Spliced together into

The dimensionality is [ 128, 1000, 256 ], that is, the extraction of text features is completed through the NGU language model, that is, each word of each sentence of data in one batch is represented as 256 dimensionalities through the NGU language model.

S5, applying an NGU language model: the NGU language model non-pre-training language model provided by the patent needs parameter training according to a specific natural language processing task, the size of a text representation tensor obtained by S4 is 128, 1000 and 256, and the tensor is accessed into a neural network for subsequent text classification, relation extraction, text generation and entity identification to train, so that the patent application is completed.

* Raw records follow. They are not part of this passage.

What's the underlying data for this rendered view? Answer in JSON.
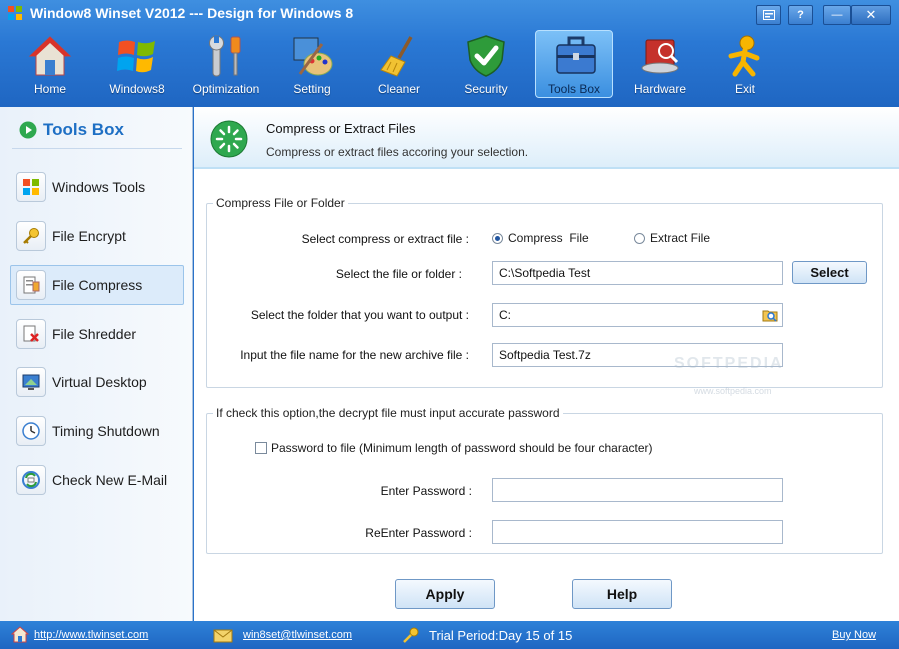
{
  "window": {
    "title": "Window8 Winset V2012 --- Design for Windows 8"
  },
  "toolbar": {
    "items": [
      {
        "label": "Home",
        "icon": "home-icon"
      },
      {
        "label": "Windows8",
        "icon": "windows-logo-icon"
      },
      {
        "label": "Optimization",
        "icon": "wrench-screwdriver-icon"
      },
      {
        "label": "Setting",
        "icon": "paint-palette-icon"
      },
      {
        "label": "Cleaner",
        "icon": "broom-icon"
      },
      {
        "label": "Security",
        "icon": "shield-check-icon"
      },
      {
        "label": "Tools Box",
        "icon": "toolbox-icon",
        "active": true
      },
      {
        "label": "Hardware",
        "icon": "hard-drive-icon"
      },
      {
        "label": "Exit",
        "icon": "running-man-icon"
      }
    ]
  },
  "sidebar": {
    "title": "Tools Box",
    "items": [
      {
        "label": "Windows Tools",
        "icon": "windows-tools-icon"
      },
      {
        "label": "File Encrypt",
        "icon": "key-icon"
      },
      {
        "label": "File Compress",
        "icon": "compress-icon",
        "active": true
      },
      {
        "label": "File Shredder",
        "icon": "shredder-icon"
      },
      {
        "label": "Virtual Desktop",
        "icon": "virtual-desktop-icon"
      },
      {
        "label": "Timing Shutdown",
        "icon": "clock-icon"
      },
      {
        "label": "Check New E-Mail",
        "icon": "email-check-icon"
      }
    ]
  },
  "header": {
    "title": "Compress or Extract Files",
    "subtitle": "Compress or extract files accoring your selection."
  },
  "compress_group": {
    "legend": "Compress File or Folder",
    "mode_label": "Select compress or extract file :",
    "mode_options": [
      "Compress  File",
      "Extract File"
    ],
    "selected_mode": "Compress  File",
    "file_label": "Select the file or folder :",
    "file_value": "C:\\Softpedia Test",
    "select_button": "Select",
    "output_label": "Select the folder that you want to output :",
    "output_value": "C:",
    "archive_label": "Input the file name for the new archive file :",
    "archive_value": "Softpedia Test.7z"
  },
  "password_group": {
    "legend": "If check this option,the decrypt file must input accurate password",
    "checkbox_label": "Password to file (Minimum length of password should be four character)",
    "checked": false,
    "enter_label": "Enter Password :",
    "reenter_label": "ReEnter Password :",
    "enter_value": "",
    "reenter_value": ""
  },
  "actions": {
    "apply": "Apply",
    "help": "Help"
  },
  "watermark": {
    "text": "SOFTPEDIA",
    "sub": "www.softpedia.com"
  },
  "statusbar": {
    "website": "http://www.tlwinset.com",
    "email": "win8set@tlwinset.com",
    "trial": "Trial Period:Day 15 of 15",
    "buy": "Buy Now"
  },
  "colors": {
    "accent": "#2a78d4",
    "sidebar_title": "#1e6fc4",
    "active_item_bg": "#dcebfa"
  }
}
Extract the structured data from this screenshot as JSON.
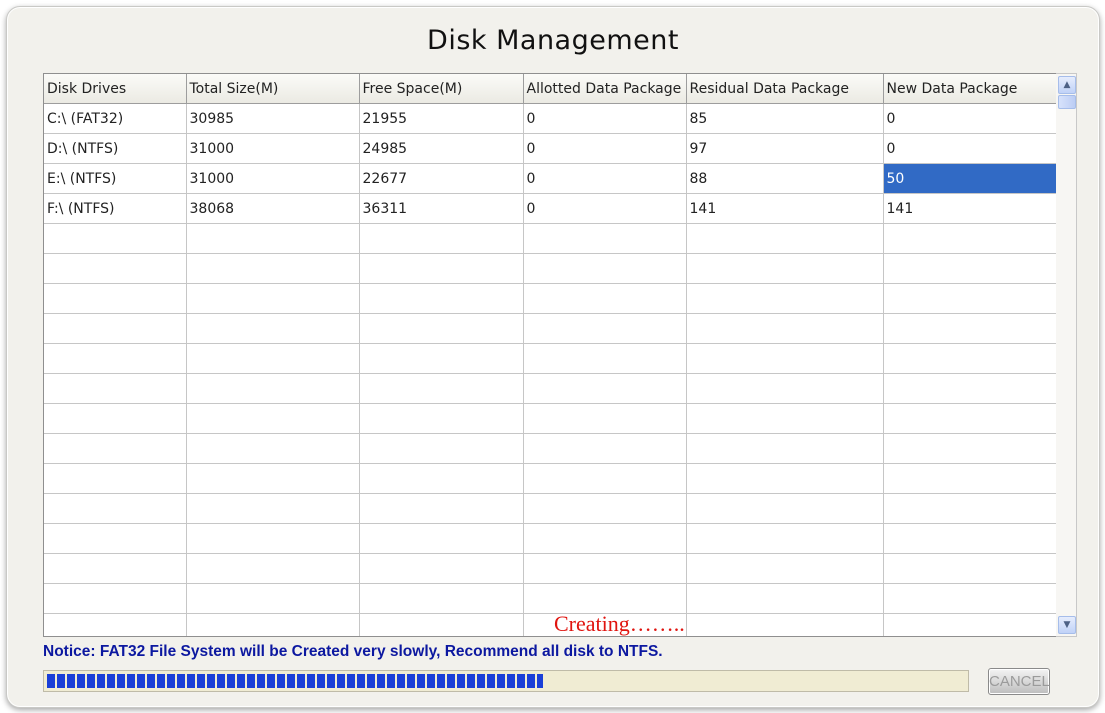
{
  "window": {
    "title": "Disk Management"
  },
  "table": {
    "columns": [
      "Disk Drives",
      "Total Size(M)",
      "Free Space(M)",
      "Allotted Data Package",
      "Residual Data Package",
      "New Data Package"
    ],
    "rows": [
      [
        "C:\\  (FAT32)",
        "30985",
        "21955",
        "0",
        "85",
        "0"
      ],
      [
        "D:\\  (NTFS)",
        "31000",
        "24985",
        "0",
        "97",
        "0"
      ],
      [
        "E:\\  (NTFS)",
        "31000",
        "22677",
        "0",
        "88",
        "50"
      ],
      [
        "F:\\  (NTFS)",
        "38068",
        "36311",
        "0",
        "141",
        "141"
      ]
    ],
    "selected_cell": {
      "row": 2,
      "column": 5
    }
  },
  "status_text": "Creating……..",
  "notice": "Notice:  FAT32 File System will be Created very slowly, Recommend all disk to NTFS.",
  "progress": {
    "fraction": 0.54
  },
  "buttons": {
    "cancel": "CANCEL"
  },
  "colors": {
    "status": "#e0140f",
    "notice": "#0c18a0",
    "progress_fill": "#1a3fd7",
    "selection": "#316ac5"
  },
  "icons": {
    "scroll_up": "chevron-up-icon",
    "scroll_down": "chevron-down-icon"
  }
}
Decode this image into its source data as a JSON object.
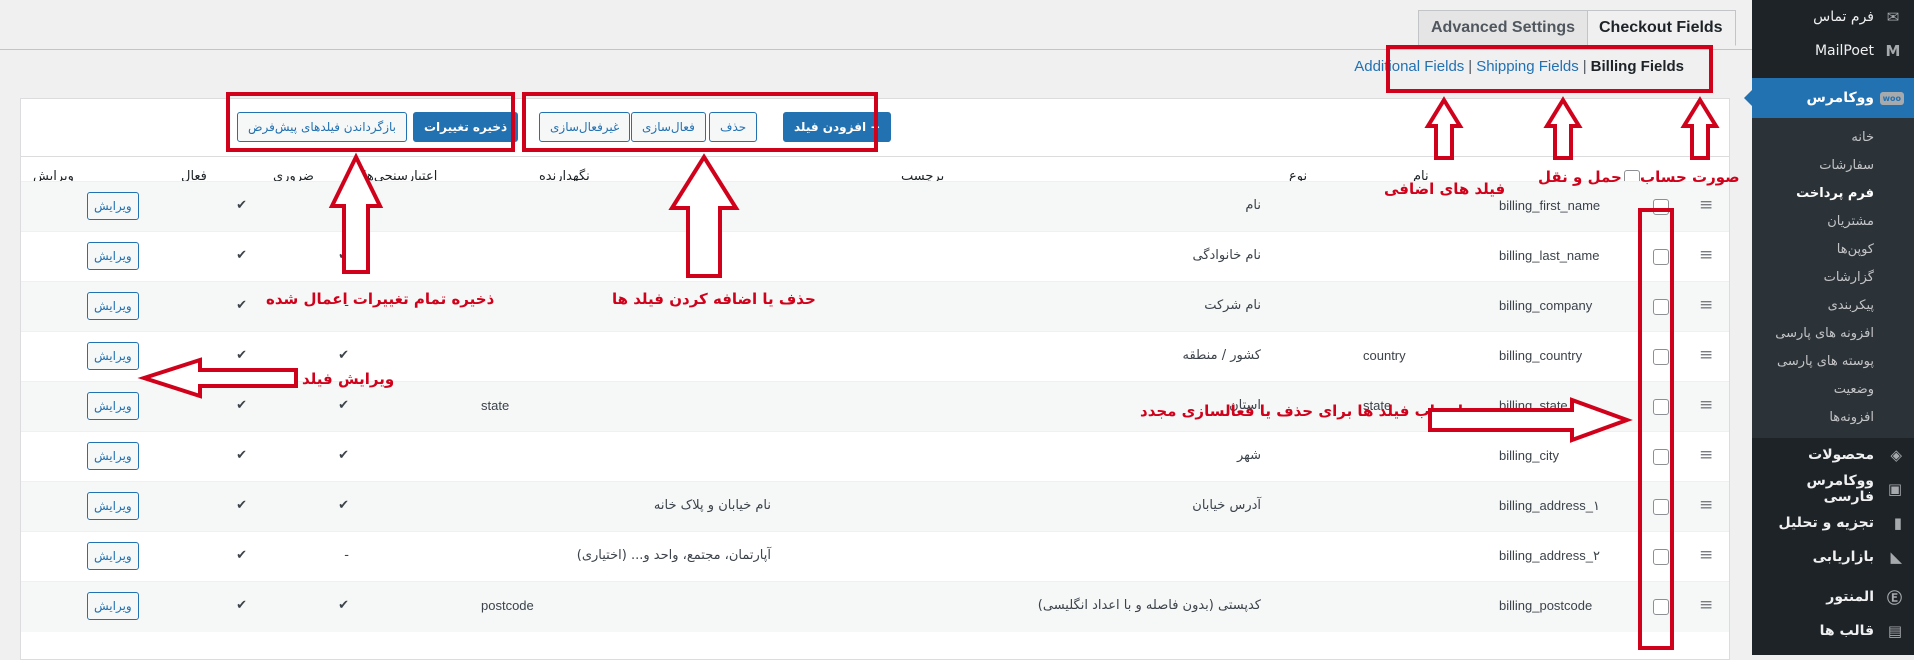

Theoretical analysis is passed through to this patent, improves based on the GRU model and has proposed NGU language model, and the improvement point mainly has: and layer normalization operation is introduced before sigmoid function operation in the GRU reset gate and the update gate. The hyperbolic tangent function in the GRU is changed to a layer normalization operation. Meanwhile, a feedforward neural network of a Transformer is introduced into the NGU to further improve the semantic representation complexity of the model, namely the data fitting capability. The NGU language model effectively combines the respective advantages of the GRU and the transform, and can be applied to various tasks of natural processing.

Claims

1. A text feature extraction method based on an NGU language model is characterized by comprising the following steps:

s2, constructing mapping from characters to IDs: calculating characters in train text in a training set in S1, marking the characters as token _ list, establishing a dictionary Dict _ token according to the characters in the token _ list, wherein a front key of the Dict _ token is a character index number, a back key of the Dict _ token is a specific single character, and [ PAD ] is a complete character when the text is not long enough;

the proposed NGU iterative formula is specifically as follows:

sigmoid function when x is far from 0, there is a saturation region,

when in use

In

When the numerical value is far from the 0 value and reaches the saturation region, the output tends to a stable value, and a lot of semantic information is lost;

replacing a hyperbolic tangent function tanh in a GRU by using layer normalization operation, wherein the layer normalization operation is as follows, namely normalization is performed on a semantic representation dimension d _ model, if a current word representation matrix is T, the matrix size is [ 1, d _model ], and values in a second dimension are sequentially as follows:

the mean values are as follows:

the variance is:

each input to the layer normalization is:

the word embedding dimension is 256, the hidden layer dimension of the feedforward neural network is 2048, each word in the text data is embedded and represented through token _ embedding in step S3, the size of the model input is [ 128, 1000 ], the matrix shape of the embedding representation of each word in 1000 words is [ 128, 256 ], 128 is the size of Batchsize in training, 256 is the word embedding dimension in the text, each word in the text data X is embedded and sequentially input into the NGU circulation iteration unit, and then the time of each step is input into the NGU circulation iteration unit

Spliced together into

s5, applying an NGU language model: the proposed NGU language model is a non-pre-training language model, parameter training is carried out according to a specific natural language processing task, and the size of the text expression tensor obtained by S4 is

And (128, 1000 and 256), training the tensor by accessing the tensor into a neural network for subsequent text classification, relation extraction, text generation and entity identification.